In an interview with Golf Digest, Woods stated that her mother was white and her father African American with some Native American and Asian.

Career
Woods played for the Xavier College Preparatory golf team and won back-to-back Arizona 5A State Championships in 2006 and 2007. She graduated from Wake Forest University in 2012 where she played golf for the Demon Deacons. She has won more than 30 amateur tournaments.

In 2009, she received a sponsor's exemption to play in an LPGA tournament, the Wegmans LPGA. She missed the cut by four strokes.

In April 2011, she won the Atlantic Coast Conference (ACC) championship.

In 2012, Woods turned professional after graduating from Wake Forest.

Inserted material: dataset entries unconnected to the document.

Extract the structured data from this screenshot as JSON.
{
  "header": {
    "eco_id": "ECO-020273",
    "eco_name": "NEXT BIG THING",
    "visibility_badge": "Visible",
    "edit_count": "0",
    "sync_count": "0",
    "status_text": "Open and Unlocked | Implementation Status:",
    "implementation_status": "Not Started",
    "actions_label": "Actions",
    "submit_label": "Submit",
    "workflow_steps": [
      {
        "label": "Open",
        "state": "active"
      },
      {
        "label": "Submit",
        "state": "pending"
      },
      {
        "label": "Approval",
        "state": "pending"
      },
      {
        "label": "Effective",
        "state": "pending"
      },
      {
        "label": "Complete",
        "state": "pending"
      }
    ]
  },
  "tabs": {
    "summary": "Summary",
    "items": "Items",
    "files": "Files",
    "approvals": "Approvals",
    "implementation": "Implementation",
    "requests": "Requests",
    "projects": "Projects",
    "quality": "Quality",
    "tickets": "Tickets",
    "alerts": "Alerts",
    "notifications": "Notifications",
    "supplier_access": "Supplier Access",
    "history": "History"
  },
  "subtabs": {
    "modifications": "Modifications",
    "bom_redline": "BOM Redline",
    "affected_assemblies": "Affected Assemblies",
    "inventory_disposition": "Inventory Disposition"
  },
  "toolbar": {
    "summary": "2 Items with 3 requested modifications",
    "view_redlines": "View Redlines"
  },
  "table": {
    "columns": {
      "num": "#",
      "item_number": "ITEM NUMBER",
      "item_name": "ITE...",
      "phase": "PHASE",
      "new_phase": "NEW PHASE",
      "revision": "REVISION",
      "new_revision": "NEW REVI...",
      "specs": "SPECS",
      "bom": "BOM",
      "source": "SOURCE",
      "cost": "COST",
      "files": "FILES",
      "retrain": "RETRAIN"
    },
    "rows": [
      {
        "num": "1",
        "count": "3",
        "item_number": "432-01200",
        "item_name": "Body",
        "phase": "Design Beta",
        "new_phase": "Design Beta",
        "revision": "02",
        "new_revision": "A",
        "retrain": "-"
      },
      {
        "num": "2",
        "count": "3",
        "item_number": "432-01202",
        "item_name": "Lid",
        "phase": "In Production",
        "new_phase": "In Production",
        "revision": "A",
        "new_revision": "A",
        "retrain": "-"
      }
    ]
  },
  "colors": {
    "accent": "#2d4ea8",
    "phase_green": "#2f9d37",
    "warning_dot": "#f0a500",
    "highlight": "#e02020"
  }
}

She qualified for the 2012 U.S. Women's Open by finishing as co-medalist at her qualifier and made her professional debut at the 2012 LPGA Championship.  She had her first professional win on the SunCoast Ladies Series in late August 2012.

In 2013, Woods became a member of the Ladies European Tour and finished 78th on the Order of Merit. In 2014, Woods had her second professional win (and first on a major tour) at the Volvik RACV Ladies Masters.

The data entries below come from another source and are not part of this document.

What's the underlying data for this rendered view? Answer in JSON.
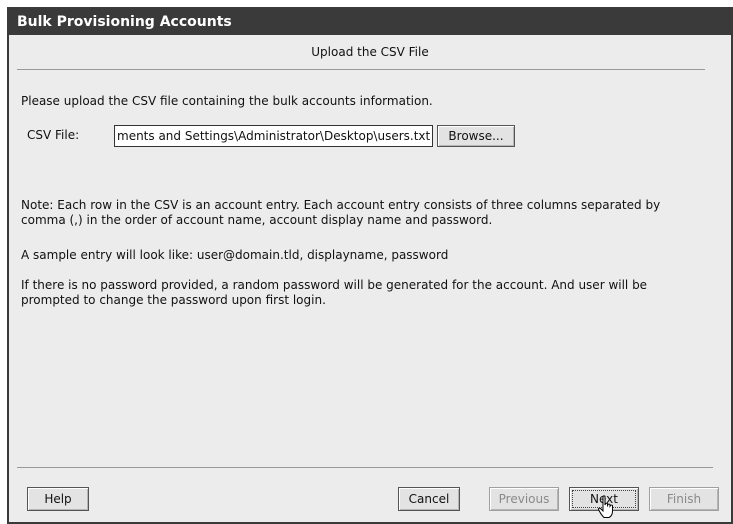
{
  "window": {
    "title": "Bulk Provisioning Accounts"
  },
  "step": {
    "title": "Upload the CSV File"
  },
  "content": {
    "intro": "Please upload the CSV file containing the bulk accounts information.",
    "csv_label": "CSV File:",
    "csv_value": "ments and Settings\\Administrator\\Desktop\\users.txt",
    "browse_label": "Browse...",
    "note1": "Note: Each row in the CSV is an account entry. Each account entry consists of three columns separated by comma (,) in the order of account name, account display name and password.",
    "note2": "A sample entry will look like: user@domain.tld, displayname, password",
    "note3": "If there is no password provided, a random password will be generated for the account. And user will be prompted to change the password upon first login."
  },
  "footer": {
    "help_label": "Help",
    "cancel_label": "Cancel",
    "previous_label": "Previous",
    "next_label": "Next",
    "finish_label": "Finish"
  },
  "colors": {
    "titlebar": "#3a3a3a",
    "dialog_bg": "#ececec"
  },
  "icons": {
    "cursor": "hand-pointer-icon"
  }
}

In December 2014, Woods finished T-11th in the LPGA Final Qualifying Tournament, thereby earning Category 12 membership, which entitled her to entry in most full-field events apart from the more prestigious events. In the 2015 season, she made only eight cuts and had to go through qualifying again. By finishing T-13th in the Final Qualifying Tournament, she earned her LPGA tour card for 2016.

Woods is the sixth African American to play on the LPGA Tour. In an interview Woods said "An African American woman has never won on the LPGA, so in general I just feel that golf needs to be more accessible and more inclusive."

Professional wins (2)

Ladies European Tour wins (1)

* Co-sanctioned with ALPG Tour

Other wins (1)
2012 SunCoast Ladies Series LPGA International

Results in LPGA majors
Results not in chronological order before 2018.

^ The Evian Championship was added as a major in 2013.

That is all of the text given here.